For the case of the car ramp example, we are able to use this depth information in order to determine a waypoint to the base of the truck. We did this using the camera intrinsics matrix and are able to determine a 2d coordinate. To be clear, there were some hacks employed here. Since we know the length of the ramp, we are able to extrapolate the waypoint to the base of the ramp. Then we have a manual procedure to drive up the ramp using torques provided to the dynamics model. We hope to remove this in future implementations.
Other Techniques
Iteration is useful
One thing explored was canny edge detection for detecting stationary obstacles or regions of interest. This can be done by first removing any objects in motion by taking two consecutive shots while the wheelchair is stationary. Then, the two images can be subtracted and thresholded. This enables the edge detection algorithm to only detect stationary objects. These object's presence can be confirmed through the depth camera data described above and thus be relayed back to the user. One issue with this technique is that empirically we found that lighting is a large issue for our edge detector implementation and the algorithm could be thrown off by shadows and reflections.
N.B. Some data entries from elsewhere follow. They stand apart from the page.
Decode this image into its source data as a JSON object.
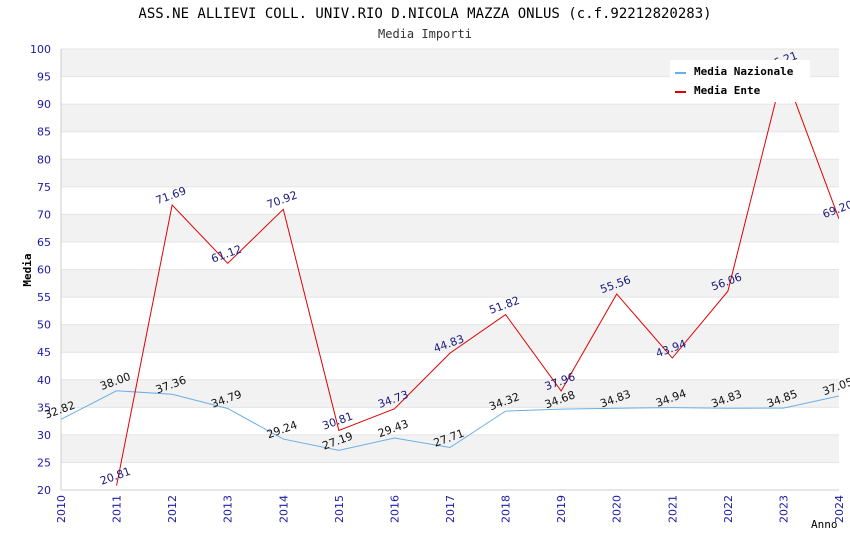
{
  "title": "ASS.NE ALLIEVI COLL. UNIV.RIO D.NICOLA MAZZA ONLUS (c.f.92212820283)",
  "subtitle": "Media Importi",
  "chart_data": {
    "type": "line",
    "title": "ASS.NE ALLIEVI COLL. UNIV.RIO D.NICOLA MAZZA ONLUS (c.f.92212820283)",
    "subtitle": "Media Importi",
    "xlabel": "Anno",
    "ylabel": "Media",
    "ylim": [
      20,
      100
    ],
    "yticks": [
      "20",
      "25",
      "30",
      "35",
      "40",
      "45",
      "50",
      "55",
      "60",
      "65",
      "70",
      "75",
      "80",
      "85",
      "90",
      "95",
      "100"
    ],
    "categories": [
      "2010",
      "2011",
      "2012",
      "2013",
      "2014",
      "2015",
      "2016",
      "2017",
      "2018",
      "2019",
      "2020",
      "2021",
      "2022",
      "2023",
      "2024"
    ],
    "series": [
      {
        "name": "Media Nazionale",
        "color": "#6aaee8",
        "values": [
          32.82,
          38.0,
          37.36,
          34.79,
          29.24,
          27.19,
          29.43,
          27.71,
          34.32,
          34.68,
          34.83,
          34.94,
          34.83,
          34.85,
          37.05
        ],
        "labels": [
          "32.82",
          "38.00",
          "37.36",
          "34.79",
          "29.24",
          "27.19",
          "29.43",
          "27.71",
          "34.32",
          "34.68",
          "34.83",
          "34.94",
          "34.83",
          "34.85",
          "37.05"
        ]
      },
      {
        "name": "Media Ente",
        "color": "#e00000",
        "values": [
          null,
          20.81,
          71.69,
          61.12,
          70.92,
          30.81,
          34.73,
          44.83,
          51.82,
          37.96,
          55.56,
          43.94,
          56.06,
          96.21,
          69.2
        ],
        "labels": [
          null,
          "20.81",
          "71.69",
          "61.12",
          "70.92",
          "30.81",
          "34.73",
          "44.83",
          "51.82",
          "37.96",
          "55.56",
          "43.94",
          "56.06",
          "96.21",
          "69.20"
        ]
      }
    ],
    "grid": true,
    "legend": "top-right"
  }
}
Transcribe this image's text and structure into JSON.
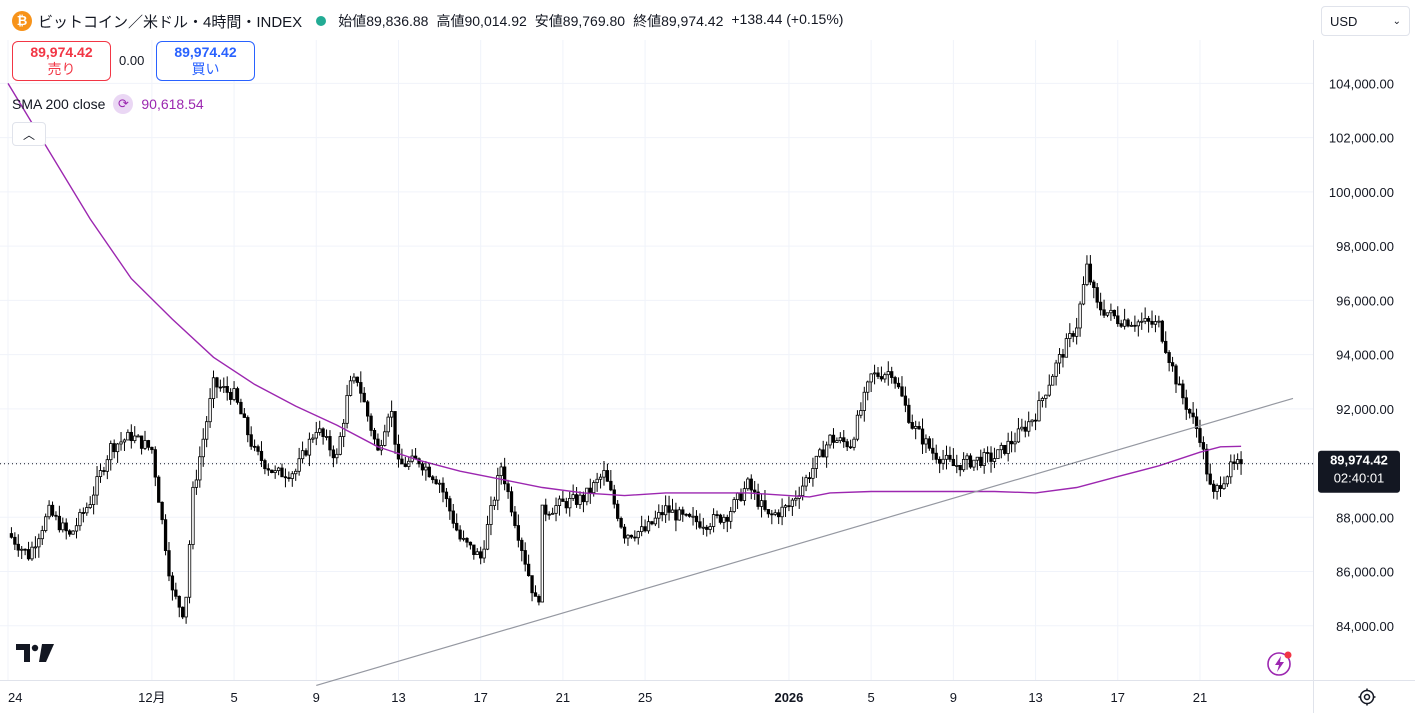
{
  "header": {
    "coin_icon": "bitcoin-icon",
    "coin_glyph": "₿",
    "title": "ビットコイン／米ドル・4時間・INDEX",
    "ohlc": {
      "open_label": "始値",
      "open": "89,836.88",
      "high_label": "高値",
      "high": "90,014.92",
      "low_label": "安値",
      "low": "89,769.80",
      "close_label": "終値",
      "close": "89,974.42",
      "change": "+138.44 (+0.15%)"
    }
  },
  "trade": {
    "sell_price": "89,974.42",
    "sell_label": "売り",
    "spread": "0.00",
    "buy_price": "89,974.42",
    "buy_label": "買い"
  },
  "indicator": {
    "name": "SMA 200 close",
    "value": "90,618.54",
    "icon": "refresh-icon"
  },
  "currency": {
    "label": "USD",
    "icon": "chevron-down-icon"
  },
  "colors": {
    "up": "#ffffff",
    "down": "#000000",
    "sma": "#9c27b0",
    "trend": "#9598a1",
    "sell": "#f23645",
    "buy": "#2962ff"
  },
  "chart_data": {
    "type": "candlestick",
    "y_axis": {
      "ticks": [
        84000,
        86000,
        88000,
        90000,
        92000,
        94000,
        96000,
        98000,
        100000,
        102000,
        104000
      ],
      "tick_labels": [
        "84,000.00",
        "86,000.00",
        "88,000.00",
        "",
        "92,000.00",
        "94,000.00",
        "96,000.00",
        "98,000.00",
        "100,000.00",
        "102,000.00",
        "104,000.00"
      ],
      "range": [
        82000,
        105600
      ]
    },
    "x_axis": {
      "ticks": [
        {
          "label": "24",
          "x": 0
        },
        {
          "label": "12月",
          "x": 7
        },
        {
          "label": "5",
          "x": 11
        },
        {
          "label": "9",
          "x": 15
        },
        {
          "label": "13",
          "x": 19
        },
        {
          "label": "17",
          "x": 23
        },
        {
          "label": "21",
          "x": 27
        },
        {
          "label": "25",
          "x": 31
        },
        {
          "label": "2026",
          "x": 38,
          "bold": true
        },
        {
          "label": "5",
          "x": 42
        },
        {
          "label": "9",
          "x": 46
        },
        {
          "label": "13",
          "x": 50
        },
        {
          "label": "17",
          "x": 54
        },
        {
          "label": "21",
          "x": 58
        }
      ],
      "unit": "days since Nov 24",
      "range": [
        0,
        63.5
      ]
    },
    "last_price": {
      "value": 89974.42,
      "label": "89,974.42",
      "countdown": "02:40:01"
    },
    "close_anchors": [
      [
        0,
        87400
      ],
      [
        1,
        86600
      ],
      [
        2,
        88200
      ],
      [
        3,
        87300
      ],
      [
        4,
        88600
      ],
      [
        5,
        90600
      ],
      [
        6,
        91000
      ],
      [
        7,
        90500
      ],
      [
        8,
        85200
      ],
      [
        8.6,
        84400
      ],
      [
        9,
        88900
      ],
      [
        10,
        92900
      ],
      [
        11,
        92500
      ],
      [
        12,
        90400
      ],
      [
        13,
        89600
      ],
      [
        14,
        89700
      ],
      [
        15,
        91300
      ],
      [
        16,
        90200
      ],
      [
        16.6,
        92800
      ],
      [
        17,
        93100
      ],
      [
        18,
        90400
      ],
      [
        18.6,
        92200
      ],
      [
        19,
        89900
      ],
      [
        20,
        90100
      ],
      [
        21,
        89300
      ],
      [
        22,
        87200
      ],
      [
        23,
        86500
      ],
      [
        24,
        89900
      ],
      [
        25,
        86900
      ],
      [
        25.8,
        84500
      ],
      [
        26,
        88200
      ],
      [
        27,
        88500
      ],
      [
        28,
        88700
      ],
      [
        29,
        89600
      ],
      [
        30,
        87400
      ],
      [
        31,
        87500
      ],
      [
        32,
        88300
      ],
      [
        33,
        87900
      ],
      [
        34,
        87800
      ],
      [
        35,
        88100
      ],
      [
        36,
        89200
      ],
      [
        37,
        88000
      ],
      [
        38,
        88400
      ],
      [
        39,
        89600
      ],
      [
        40,
        90900
      ],
      [
        41,
        90700
      ],
      [
        42,
        93200
      ],
      [
        43,
        93400
      ],
      [
        44,
        91400
      ],
      [
        45,
        90400
      ],
      [
        46,
        89900
      ],
      [
        47,
        90100
      ],
      [
        48,
        90200
      ],
      [
        49,
        90900
      ],
      [
        50,
        91800
      ],
      [
        51,
        93600
      ],
      [
        52,
        95100
      ],
      [
        52.5,
        97200
      ],
      [
        53,
        95800
      ],
      [
        54,
        95300
      ],
      [
        55,
        95200
      ],
      [
        56,
        95100
      ],
      [
        57,
        92700
      ],
      [
        58,
        91000
      ],
      [
        58.6,
        88700
      ],
      [
        59,
        89300
      ],
      [
        59.5,
        89800
      ],
      [
        60,
        89974
      ]
    ],
    "sma_200": [
      [
        0,
        104000
      ],
      [
        4,
        99000
      ],
      [
        6,
        96800
      ],
      [
        8,
        95300
      ],
      [
        10,
        93900
      ],
      [
        12,
        92900
      ],
      [
        14,
        92100
      ],
      [
        16,
        91400
      ],
      [
        18,
        90600
      ],
      [
        20,
        90100
      ],
      [
        22,
        89700
      ],
      [
        24,
        89400
      ],
      [
        26,
        89100
      ],
      [
        28,
        88900
      ],
      [
        30,
        88800
      ],
      [
        32,
        88900
      ],
      [
        34,
        88900
      ],
      [
        36,
        88900
      ],
      [
        38,
        88800
      ],
      [
        39,
        88750
      ],
      [
        40,
        88900
      ],
      [
        42,
        88950
      ],
      [
        44,
        88950
      ],
      [
        46,
        88950
      ],
      [
        48,
        88950
      ],
      [
        50,
        88900
      ],
      [
        52,
        89100
      ],
      [
        54,
        89500
      ],
      [
        56,
        89900
      ],
      [
        58,
        90400
      ],
      [
        59,
        90600
      ],
      [
        60,
        90618
      ]
    ],
    "trendline": [
      [
        15,
        81800
      ],
      [
        63.5,
        92600
      ]
    ]
  }
}
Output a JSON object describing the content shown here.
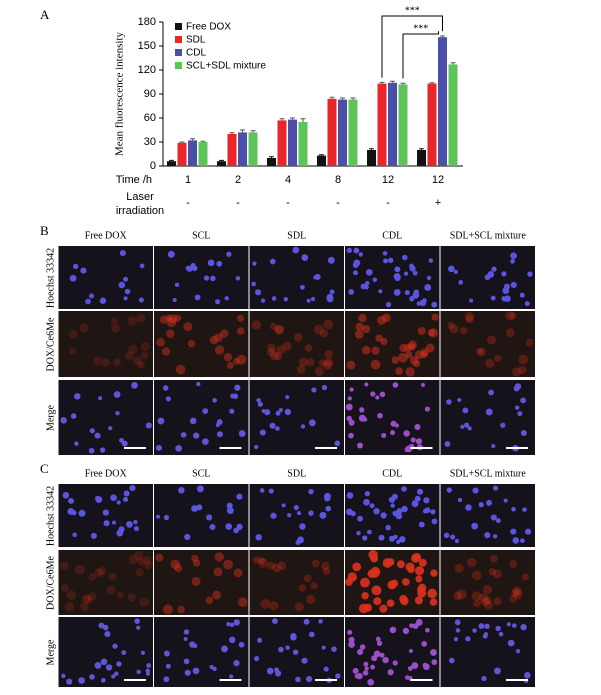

Thus we opted to use the semantic segmentation model above due to its higher accuracy (with the tradeoff of efficiency).

Future Extension
Using the Camera Intrinsics + RGB Image + Depth Image, we are able to create a point cloud in 3D space. This point cloud was a map of the environment that was logged to file. This 3d reconstructed image could be used for future autonomous navigation in unknown environments (for example in a house, where a user commonly is). We hope to try this with the house task, where a wheelchair can be logging the point cloud every few seconds and you could use this along with the path planning algorithm to help the user leave this tough environment.